Search code examples
c#regexsplitprefix

Regex Split a Paragraph in to Sentences but skip Prefix Titles


I need to split the following paragraph in to sentences BUT ignore splitting at points where prefix titles such as Mr. Mrs. Ms. is used.

string text = "Joffrey died on March 25, 1988 of AIDS at the age of 57 in New York City, New York. He is buried at Cathedral of Saint John the Divine. Mr.Joffrey was inducted into the National Museum of Dance's Mr. & Mrs. Cornelius Vanderbilt Whitney Hall of Fame in 2000."

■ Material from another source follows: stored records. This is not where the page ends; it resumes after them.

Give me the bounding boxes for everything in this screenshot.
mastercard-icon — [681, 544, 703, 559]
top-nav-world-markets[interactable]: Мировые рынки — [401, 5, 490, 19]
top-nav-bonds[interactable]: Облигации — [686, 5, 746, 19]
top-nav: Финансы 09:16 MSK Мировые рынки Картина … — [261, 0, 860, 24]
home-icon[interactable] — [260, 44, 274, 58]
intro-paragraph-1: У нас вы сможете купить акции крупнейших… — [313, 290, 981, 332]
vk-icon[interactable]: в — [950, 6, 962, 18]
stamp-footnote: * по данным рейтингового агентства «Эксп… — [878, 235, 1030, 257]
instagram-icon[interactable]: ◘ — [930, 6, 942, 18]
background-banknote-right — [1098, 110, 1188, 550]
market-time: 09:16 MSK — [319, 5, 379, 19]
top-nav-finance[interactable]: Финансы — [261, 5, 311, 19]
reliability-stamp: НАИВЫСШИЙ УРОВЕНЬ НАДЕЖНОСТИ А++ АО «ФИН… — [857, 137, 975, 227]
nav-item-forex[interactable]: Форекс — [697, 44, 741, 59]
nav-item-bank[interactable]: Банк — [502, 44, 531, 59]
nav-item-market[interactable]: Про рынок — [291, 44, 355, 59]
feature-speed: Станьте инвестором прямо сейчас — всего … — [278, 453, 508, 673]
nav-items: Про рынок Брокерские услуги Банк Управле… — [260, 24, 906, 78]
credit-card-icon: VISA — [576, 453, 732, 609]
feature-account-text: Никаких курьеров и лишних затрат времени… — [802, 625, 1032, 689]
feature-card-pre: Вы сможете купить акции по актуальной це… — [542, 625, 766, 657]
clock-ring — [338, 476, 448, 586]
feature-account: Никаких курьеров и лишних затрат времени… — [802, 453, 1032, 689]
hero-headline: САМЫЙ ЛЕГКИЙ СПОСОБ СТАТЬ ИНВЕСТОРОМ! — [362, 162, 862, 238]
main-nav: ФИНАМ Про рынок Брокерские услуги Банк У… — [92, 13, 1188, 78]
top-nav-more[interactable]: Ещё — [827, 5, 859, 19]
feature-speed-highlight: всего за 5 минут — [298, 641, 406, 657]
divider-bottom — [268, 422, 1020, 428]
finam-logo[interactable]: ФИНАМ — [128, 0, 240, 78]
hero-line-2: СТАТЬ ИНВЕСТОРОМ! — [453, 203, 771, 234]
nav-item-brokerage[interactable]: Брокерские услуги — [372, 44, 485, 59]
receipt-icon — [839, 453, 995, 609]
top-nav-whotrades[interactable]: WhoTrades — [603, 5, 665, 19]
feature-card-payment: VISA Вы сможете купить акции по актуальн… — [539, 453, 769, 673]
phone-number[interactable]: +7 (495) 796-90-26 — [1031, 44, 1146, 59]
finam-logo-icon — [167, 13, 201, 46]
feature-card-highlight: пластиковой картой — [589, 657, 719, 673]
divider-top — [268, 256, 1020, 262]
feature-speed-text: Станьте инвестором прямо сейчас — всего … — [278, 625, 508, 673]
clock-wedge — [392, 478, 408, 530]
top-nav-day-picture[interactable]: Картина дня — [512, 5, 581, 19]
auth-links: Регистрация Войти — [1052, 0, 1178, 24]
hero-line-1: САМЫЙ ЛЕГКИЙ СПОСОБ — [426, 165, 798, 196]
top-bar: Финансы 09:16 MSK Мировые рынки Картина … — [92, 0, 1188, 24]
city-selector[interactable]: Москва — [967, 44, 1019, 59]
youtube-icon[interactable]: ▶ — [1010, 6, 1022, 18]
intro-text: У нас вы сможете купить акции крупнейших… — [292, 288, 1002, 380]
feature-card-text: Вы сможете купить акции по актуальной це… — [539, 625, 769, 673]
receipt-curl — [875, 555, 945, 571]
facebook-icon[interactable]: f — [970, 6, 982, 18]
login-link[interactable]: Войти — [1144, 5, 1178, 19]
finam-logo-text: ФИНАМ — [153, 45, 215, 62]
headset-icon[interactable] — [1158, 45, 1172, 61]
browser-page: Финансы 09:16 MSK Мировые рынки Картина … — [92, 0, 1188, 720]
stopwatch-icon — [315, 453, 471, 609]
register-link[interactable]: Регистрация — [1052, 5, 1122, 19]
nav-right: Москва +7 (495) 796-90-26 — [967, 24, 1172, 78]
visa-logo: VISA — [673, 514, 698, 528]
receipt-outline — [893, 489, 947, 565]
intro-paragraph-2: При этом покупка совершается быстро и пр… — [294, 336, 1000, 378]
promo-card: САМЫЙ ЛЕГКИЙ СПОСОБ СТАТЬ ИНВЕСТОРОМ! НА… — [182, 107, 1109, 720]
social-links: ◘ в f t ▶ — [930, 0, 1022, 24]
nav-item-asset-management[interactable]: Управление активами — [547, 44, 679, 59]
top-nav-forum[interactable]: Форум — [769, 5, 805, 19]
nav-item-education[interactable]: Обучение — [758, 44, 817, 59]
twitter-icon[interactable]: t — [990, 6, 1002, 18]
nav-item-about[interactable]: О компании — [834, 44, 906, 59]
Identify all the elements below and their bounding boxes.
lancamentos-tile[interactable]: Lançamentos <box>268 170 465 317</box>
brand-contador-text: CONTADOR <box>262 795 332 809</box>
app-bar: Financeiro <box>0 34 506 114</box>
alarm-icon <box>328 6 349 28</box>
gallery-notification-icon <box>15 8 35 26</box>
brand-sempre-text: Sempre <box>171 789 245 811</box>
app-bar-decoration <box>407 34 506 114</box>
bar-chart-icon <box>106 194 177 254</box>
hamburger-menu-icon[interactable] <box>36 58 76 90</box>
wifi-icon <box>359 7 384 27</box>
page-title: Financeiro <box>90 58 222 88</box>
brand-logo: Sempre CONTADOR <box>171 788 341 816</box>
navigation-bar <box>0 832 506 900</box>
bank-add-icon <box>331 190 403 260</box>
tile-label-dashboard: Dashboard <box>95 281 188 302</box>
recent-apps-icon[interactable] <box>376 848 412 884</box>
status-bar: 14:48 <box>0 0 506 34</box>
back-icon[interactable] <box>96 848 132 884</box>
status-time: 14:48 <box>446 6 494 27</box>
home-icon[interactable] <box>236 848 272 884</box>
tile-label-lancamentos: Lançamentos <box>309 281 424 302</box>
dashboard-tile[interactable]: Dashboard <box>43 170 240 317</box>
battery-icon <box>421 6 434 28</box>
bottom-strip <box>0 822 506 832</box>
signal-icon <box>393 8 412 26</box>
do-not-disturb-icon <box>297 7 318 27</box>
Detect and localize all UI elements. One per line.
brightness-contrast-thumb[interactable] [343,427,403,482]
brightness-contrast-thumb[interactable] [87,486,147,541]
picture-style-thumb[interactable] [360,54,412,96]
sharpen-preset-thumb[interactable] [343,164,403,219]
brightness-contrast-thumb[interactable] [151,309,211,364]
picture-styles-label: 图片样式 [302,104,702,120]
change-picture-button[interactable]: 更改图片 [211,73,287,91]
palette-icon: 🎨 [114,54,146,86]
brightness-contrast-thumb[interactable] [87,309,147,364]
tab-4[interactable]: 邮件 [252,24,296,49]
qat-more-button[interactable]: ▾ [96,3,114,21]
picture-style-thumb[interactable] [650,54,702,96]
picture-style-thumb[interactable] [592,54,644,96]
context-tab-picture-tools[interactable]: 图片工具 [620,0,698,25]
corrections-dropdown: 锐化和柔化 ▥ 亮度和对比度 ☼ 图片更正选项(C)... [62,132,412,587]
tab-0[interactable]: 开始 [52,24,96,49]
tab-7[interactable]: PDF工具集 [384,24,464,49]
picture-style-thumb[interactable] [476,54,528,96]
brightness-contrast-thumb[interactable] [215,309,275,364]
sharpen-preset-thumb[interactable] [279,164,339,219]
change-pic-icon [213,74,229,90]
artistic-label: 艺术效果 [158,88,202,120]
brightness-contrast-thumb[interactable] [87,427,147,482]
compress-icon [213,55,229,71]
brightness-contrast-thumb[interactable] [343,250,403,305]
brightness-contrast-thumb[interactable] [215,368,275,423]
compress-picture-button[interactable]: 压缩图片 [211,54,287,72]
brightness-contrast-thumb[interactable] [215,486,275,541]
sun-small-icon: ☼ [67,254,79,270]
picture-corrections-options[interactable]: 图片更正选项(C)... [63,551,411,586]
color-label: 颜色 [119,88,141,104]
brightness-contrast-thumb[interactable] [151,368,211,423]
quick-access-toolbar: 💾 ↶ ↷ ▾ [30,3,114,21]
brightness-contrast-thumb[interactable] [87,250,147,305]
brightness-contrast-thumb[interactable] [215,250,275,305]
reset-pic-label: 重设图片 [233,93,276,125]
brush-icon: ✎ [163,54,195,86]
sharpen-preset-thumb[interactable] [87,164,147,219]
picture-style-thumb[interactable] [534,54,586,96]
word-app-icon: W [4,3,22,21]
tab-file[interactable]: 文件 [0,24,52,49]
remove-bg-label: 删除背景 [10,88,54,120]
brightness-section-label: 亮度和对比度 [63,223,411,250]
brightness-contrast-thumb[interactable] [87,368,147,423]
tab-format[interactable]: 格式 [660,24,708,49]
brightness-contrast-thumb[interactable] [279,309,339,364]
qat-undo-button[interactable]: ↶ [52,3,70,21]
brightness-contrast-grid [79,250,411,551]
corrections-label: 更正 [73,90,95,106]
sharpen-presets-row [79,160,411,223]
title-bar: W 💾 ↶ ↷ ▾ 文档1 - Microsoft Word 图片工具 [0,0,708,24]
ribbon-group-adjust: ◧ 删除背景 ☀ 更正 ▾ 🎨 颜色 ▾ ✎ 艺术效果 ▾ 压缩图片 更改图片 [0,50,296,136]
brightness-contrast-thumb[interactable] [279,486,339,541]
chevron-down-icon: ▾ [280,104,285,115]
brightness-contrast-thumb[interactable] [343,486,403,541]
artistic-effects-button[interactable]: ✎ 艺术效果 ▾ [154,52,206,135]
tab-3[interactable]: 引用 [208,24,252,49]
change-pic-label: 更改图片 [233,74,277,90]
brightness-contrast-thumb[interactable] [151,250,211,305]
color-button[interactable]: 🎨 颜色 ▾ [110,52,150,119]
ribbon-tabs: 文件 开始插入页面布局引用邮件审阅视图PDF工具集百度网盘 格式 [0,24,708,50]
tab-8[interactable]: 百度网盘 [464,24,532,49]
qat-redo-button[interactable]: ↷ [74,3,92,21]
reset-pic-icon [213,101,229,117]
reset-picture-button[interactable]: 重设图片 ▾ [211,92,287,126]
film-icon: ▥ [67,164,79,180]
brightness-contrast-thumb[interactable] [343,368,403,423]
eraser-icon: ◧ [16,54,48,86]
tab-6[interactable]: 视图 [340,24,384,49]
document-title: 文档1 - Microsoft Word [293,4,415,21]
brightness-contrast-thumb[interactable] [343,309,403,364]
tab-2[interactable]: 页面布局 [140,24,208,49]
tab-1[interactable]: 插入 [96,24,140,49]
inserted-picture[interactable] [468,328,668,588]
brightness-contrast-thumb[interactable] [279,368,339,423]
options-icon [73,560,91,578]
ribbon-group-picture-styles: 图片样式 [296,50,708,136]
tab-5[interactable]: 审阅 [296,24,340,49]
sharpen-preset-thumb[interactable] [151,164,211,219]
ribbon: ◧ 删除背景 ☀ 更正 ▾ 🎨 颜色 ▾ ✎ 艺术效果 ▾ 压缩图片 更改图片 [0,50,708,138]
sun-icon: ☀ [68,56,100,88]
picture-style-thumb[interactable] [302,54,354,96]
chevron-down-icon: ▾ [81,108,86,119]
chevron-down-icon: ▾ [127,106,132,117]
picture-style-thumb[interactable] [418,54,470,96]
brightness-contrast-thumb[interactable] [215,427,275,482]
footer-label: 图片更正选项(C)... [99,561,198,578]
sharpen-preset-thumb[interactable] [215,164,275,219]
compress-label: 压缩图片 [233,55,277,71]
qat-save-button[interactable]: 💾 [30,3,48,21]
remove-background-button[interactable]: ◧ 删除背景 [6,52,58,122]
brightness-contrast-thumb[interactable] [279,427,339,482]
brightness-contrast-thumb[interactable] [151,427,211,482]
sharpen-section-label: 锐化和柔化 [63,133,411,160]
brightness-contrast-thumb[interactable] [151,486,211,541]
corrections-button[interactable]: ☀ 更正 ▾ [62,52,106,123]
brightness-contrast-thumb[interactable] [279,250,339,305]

A normal regex statement such as: @"(?<=[\.!\?])\s+" would successfully split sentences but also split words such as Mr.Joffrey along with it, which is what i want to avoid.

A regex statement to clarify this issue would be very helpful :)


Solution

  • This is simple enough using negative lookbehinds:

    Split on the following regex:

    (?<!Mr?s?)\.\s*

    This will match periods that are not preceded by Mr or Mrs. It will also include the following spaces.

    If you want to ignore initials as well, you can use this:

    (?<!Mr?s?|\b[A-Z])\.\s*

    This will ignore any periods preceded by a single uppercase letter.